Food Shortages: UK Prepares for a Worst-Case Scenario as Iran War Tests Supply Chains
The phrase food shortages has entered Britain’s policy vocabulary not because supermarkets are empty, but because officials are stress-testing what could happen if a wider disruption lasts into summer. The immediate concern is not a broad collapse in supply, but a narrower squeeze on specific products, especially chicken and pork, if the Iran war continues and the Strait of Hormuz remains closed. Government officials have framed this as contingency planning, not a forecast, yet the fact that such planning is underway reveals how quickly a regional conflict can spill into everyday British shopping habits.
Why food shortages are now part of the planning
The government scenario being prepared assumes a prolonged closure of the Strait of Hormuz and problems with carbon dioxide supplies. CO2 matters because it is used in the slaughter of some animals and in food preservation. It also affects the food and drink industry more broadly, including the shelf life of salad, packaged meats and baked goods. In that context, food shortages would likely begin as targeted disruptions rather than a full absence of food in stores.
A government source stressed that the exercise is not a prediction and does not mean a lack of food supplies is expected. That distinction matters. The warning is about resilience, not panic. Still, the mere possibility of disruption shows how dependent modern food systems are on energy, transport and industrial gases that sit far beyond the supermarket aisle.
What the pressure points reveal
The Strait of Hormuz is central to this risk because it is a crucial waterway for oil and gas transport. Since the US and Israel launched wide-ranging strikes on Iran on 28 February, petrol and diesel prices have risen sharply, and Iran effectively shut the strait. That has raised global costs for fuel and fertiliser, both essential inputs in food production. In other words, food shortages are only one visible consequence of a much wider cost shock moving through the supply chain.
Food sector leaders, however, have emphasized a different concern: prices. The British Retail Consortium said retailers are used to managing supply chain disruption, but warned that the Middle East situation is adding inflationary pressure at a time when companies already face significant new costs from domestic policies. That suggests the immediate effect for consumers may be more expensive shopping baskets, even if shelves remain stocked.
Tesco’s chief executive, Ken Murphy, said none of the company’s growers, suppliers or manufacturers had raised supply risks so far. He added that the business was not flagging availability issues at this point and was in very good shape. That makes the present situation one of vigilance rather than disruption, even as food shortages remain part of the official planning horizon.
Expert reassurances and the limits of contingency planning
Business Secretary Peter Kyle has tried to calm public concern, saying CO2 availability is not a concern for the British economy “at this moment” and that people should “go on as they are. ” He also said that if anything changes, he will speak publicly and make an announcement. His message is politically important: the government wants to show it is preparing without signaling crisis.

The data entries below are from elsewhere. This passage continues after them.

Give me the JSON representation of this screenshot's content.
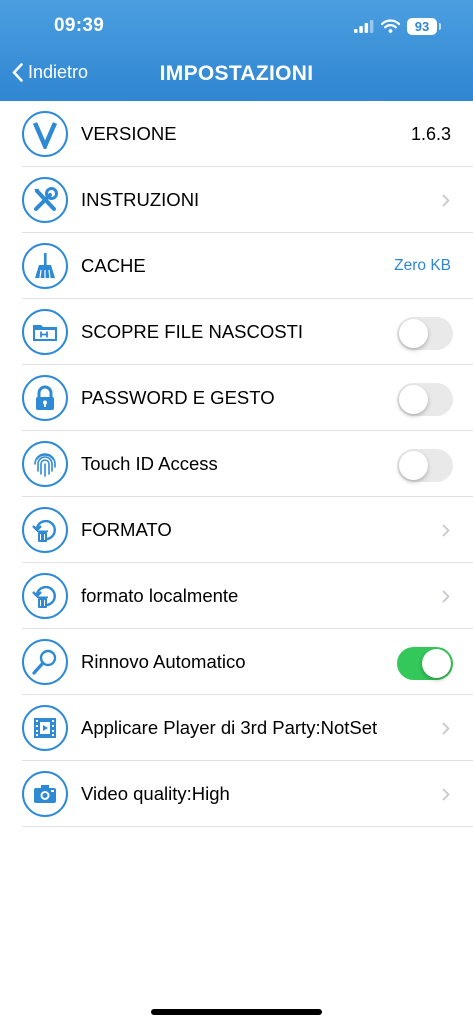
{
  "status_bar": {
    "time": "09:39",
    "battery": "93"
  },
  "nav": {
    "back_label": "Indietro",
    "title": "IMPOSTAZIONI"
  },
  "rows": [
    {
      "label": "VERSIONE",
      "value": "1.6.3",
      "icon": "version-v-icon"
    },
    {
      "label": "INSTRUZIONI",
      "icon": "tools-icon"
    },
    {
      "label": "CACHE",
      "value": "Zero KB",
      "icon": "broom-icon"
    },
    {
      "label": "SCOPRE FILE NASCOSTI",
      "icon": "hidden-folder-icon",
      "toggle_on": false
    },
    {
      "label": "PASSWORD E GESTO",
      "icon": "lock-icon",
      "toggle_on": false
    },
    {
      "label": "Touch ID Access",
      "icon": "fingerprint-icon",
      "toggle_on": false
    },
    {
      "label": "FORMATO",
      "icon": "format-trash-icon"
    },
    {
      "label": "formato localmente",
      "icon": "format-local-icon"
    },
    {
      "label": "Rinnovo Automatico",
      "icon": "magnifier-icon",
      "toggle_on": true
    },
    {
      "label": "Applicare Player di 3rd Party:NotSet",
      "icon": "film-player-icon"
    },
    {
      "label": "Video quality:High",
      "icon": "camera-icon"
    }
  ],
  "colors": {
    "accent": "#2f86d1",
    "toggle_on": "#34c759",
    "toggle_off": "#e9e9ea"
  }
}
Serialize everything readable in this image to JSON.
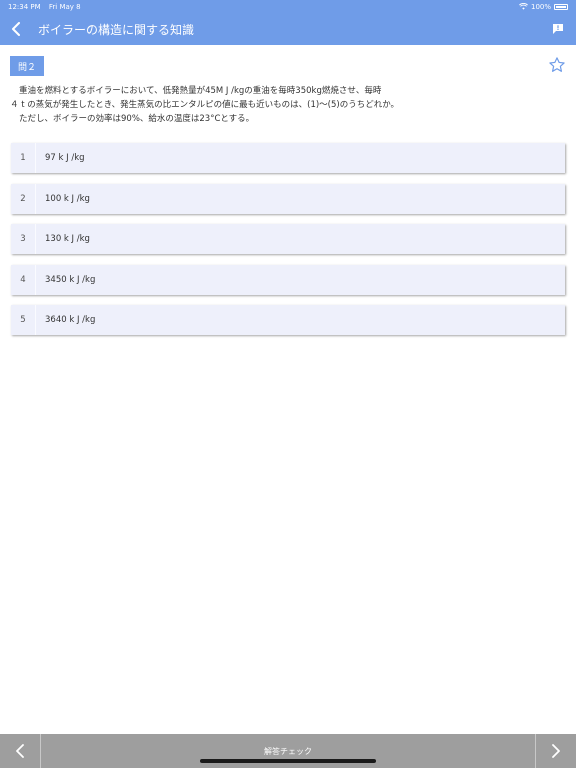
{
  "status_bar": {
    "time": "12:34 PM",
    "date": "Fri May 8",
    "battery": "100%"
  },
  "nav": {
    "title": "ボイラーの構造に関する知識"
  },
  "question": {
    "badge": "問２",
    "lines": [
      "重油を燃料とするボイラーにおいて、低発熱量が45M J /kgの重油を毎時350kg燃焼させ、毎時",
      "４ t の蒸気が発生したとき、発生蒸気の比エンタルピの値に最も近いものは、(1)〜(5)のうちどれか。",
      "ただし、ボイラーの効率は90%、給水の温度は23°Cとする。"
    ]
  },
  "choices": [
    {
      "num": "1",
      "text": "97 k J /kg"
    },
    {
      "num": "2",
      "text": "100 k J /kg"
    },
    {
      "num": "3",
      "text": "130 k J /kg"
    },
    {
      "num": "4",
      "text": "3450 k J /kg"
    },
    {
      "num": "5",
      "text": "3640 k J /kg"
    }
  ],
  "bottom": {
    "check_label": "解答チェック"
  },
  "colors": {
    "accent": "#6f9ce8",
    "choice_bg": "#eef0fb",
    "bottom_bar": "#9e9e9e"
  }
}
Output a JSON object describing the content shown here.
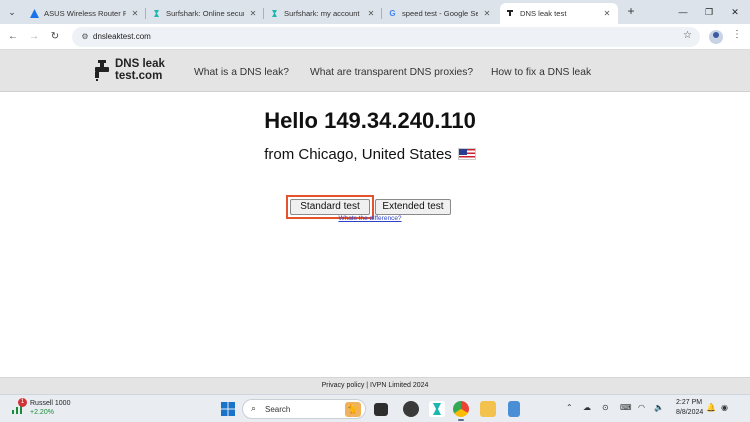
{
  "browser": {
    "tabs": [
      {
        "title": "ASUS Wireless Router RT",
        "active": false
      },
      {
        "title": "Surfshark: Online security",
        "active": false
      },
      {
        "title": "Surfshark: my account",
        "active": false
      },
      {
        "title": "speed test - Google Sear",
        "active": false
      },
      {
        "title": "DNS leak test",
        "active": true
      }
    ],
    "url": "dnsleaktest.com"
  },
  "site": {
    "logo_line1": "DNS leak",
    "logo_line2": "test.com",
    "nav": [
      "What is a DNS leak?",
      "What are transparent DNS proxies?",
      "How to fix a DNS leak"
    ]
  },
  "main": {
    "greeting": "Hello 149.34.240.110",
    "location": "from Chicago, United States",
    "standard_test": "Standard test",
    "extended_test": "Extended test",
    "difference_link": "Whats the difference?"
  },
  "footer": {
    "text": "Privacy policy | IVPN Limited 2024"
  },
  "taskbar": {
    "stock_badge": "1",
    "stock_name": "Russell 1000",
    "stock_change": "+2.20%",
    "search_label": "Search",
    "time": "2:27 PM",
    "date": "8/8/2024"
  },
  "colors": {
    "highlight": "#e5532d",
    "link": "#2d42c9",
    "header_bg": "#e4e4e4"
  }
}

Industry voices have echoed that cautious tone. Richard Griffiths, chief executive of the British Poultry Council, said members were not reporting difficulties so far and that the sector was monitoring the situation closely. The council said it was reassured that the government was building contingencies for CO2 if the effects of the war extend that far. That statement points to a practical reality: supply chains are strongest when they anticipate shocks before they become shortages.
Wider economic and regional implications
The risk is not confined to Britain. Because fuel and fertiliser costs are global inputs, disruption in the Middle East can ripple through farming, transport and processing far beyond one country. The government’s planning also reflects a broader lesson from recent volatility: a conflict that constrains shipping or industrial gases can reach consumers through inflation before it reaches them through empty shelves.
For now, the official line remains measured. There is no claim of imminent food shortages, only a worst-case scenario built around prolonged strain. But the fact that ministers are preparing for that outcome suggests the government sees the risk as real enough to plan around, even if it is not yet visible in shops. If the Strait of Hormuz stays closed and input costs keep rising, how long can reassurance alone hold the line?